La startup de conformité Delve a été retirée du portefeuille Y Combinator (YC), signalant des retombées importantes suite à des accusations de clients trompeurs et de pratiques opérationnelles douteuses. La société n’est plus répertoriée sur le site Web de YC et Selin Kocalar, COO de Delve, a confirmé la scission sur X, en déclarant : “YC et Delve se sont séparés”. Cette décision fait suite à une prise de distance similaire de la part d’Insight Partners, qui a temporairement supprimé les mentions de leur investissement avant de restaurer certains contenus.
Le cœur de la controverse
Le différend porte sur les affirmations d’une source anonyme, « DeepDelver », qui affirme que Delve a fait une fausse déclaration sur ses capacités de conformité, vendant potentiellement des certifications inefficaces à ses clients. DeepDelver a partagé des fuites de données et des communications internes suggérant que Delve automatisait les rapports pour les usines de certification douteuses tout en ignorant les diligences nécessaires.
Les accusations se sont encore intensifiées lorsque des logiciels malveillants ont été découverts dans un projet open source utilisé par un client de Delve, LiteLLM. Bien que le lien exact reste flou, cet incident s’ajoute à l’attention croissante portée à la sécurité et à l’intégrité opérationnelle de Delve.
Réponse de Delve : attaque ou dénonciation ?
Les dirigeants de Delve, Karun Kaushik et Selin Kocalar, ont nié avec véhémence ces affirmations, les qualifiant de campagne de diffamation coordonnée orchestrée par un acteur malveillant. Ils affirment qu’un attaquant a acheté l’accès sous de faux prétextes, a exfiltré des données et les a utilisées pour nuire à la réputation de Delve.

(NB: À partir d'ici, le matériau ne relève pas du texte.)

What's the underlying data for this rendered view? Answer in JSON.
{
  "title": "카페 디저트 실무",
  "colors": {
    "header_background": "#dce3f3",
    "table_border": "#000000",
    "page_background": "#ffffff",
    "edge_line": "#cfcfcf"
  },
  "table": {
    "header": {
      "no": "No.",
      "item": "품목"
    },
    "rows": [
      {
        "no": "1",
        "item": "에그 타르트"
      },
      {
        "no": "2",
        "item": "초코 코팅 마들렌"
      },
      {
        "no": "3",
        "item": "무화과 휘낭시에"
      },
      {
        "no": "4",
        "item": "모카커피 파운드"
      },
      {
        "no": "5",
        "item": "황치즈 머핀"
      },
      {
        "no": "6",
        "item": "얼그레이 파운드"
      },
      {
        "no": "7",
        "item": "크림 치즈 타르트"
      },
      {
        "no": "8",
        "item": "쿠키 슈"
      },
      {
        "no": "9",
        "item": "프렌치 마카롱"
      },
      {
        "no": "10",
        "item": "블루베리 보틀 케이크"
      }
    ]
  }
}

La société affirme avoir engagé une société de cybersécurité pour enquêter, soulignant des preuves de vol de données et accusant DeepDelver de fabrication et de présentation sélective de preuves. Ils défendent également leur utilisation d’outils open source, arguant qu’ils respectaient les termes de la licence et qu’ils avaient considérablement amélioré le logiciel à des fins de conformité.
Mesures de contrôle des dommages
Pour atténuer les conséquences, Delve a annoncé plusieurs actions correctives :
- Supprimer les cabinets d’audit qui ne répondent pas à leurs normes.
- Proposer des réaudits et des tests d’intrusion gratuits aux clients existants.
- Préciser que leurs modèles sont destinés à servir de points de départ et non de solutions finales de conformité.
Le PDG Kaushik a reconnu que l’entreprise avait connu une croissance trop rapide, ne répondant pas à ses propres normes, et a présenté des excuses aux clients concernés.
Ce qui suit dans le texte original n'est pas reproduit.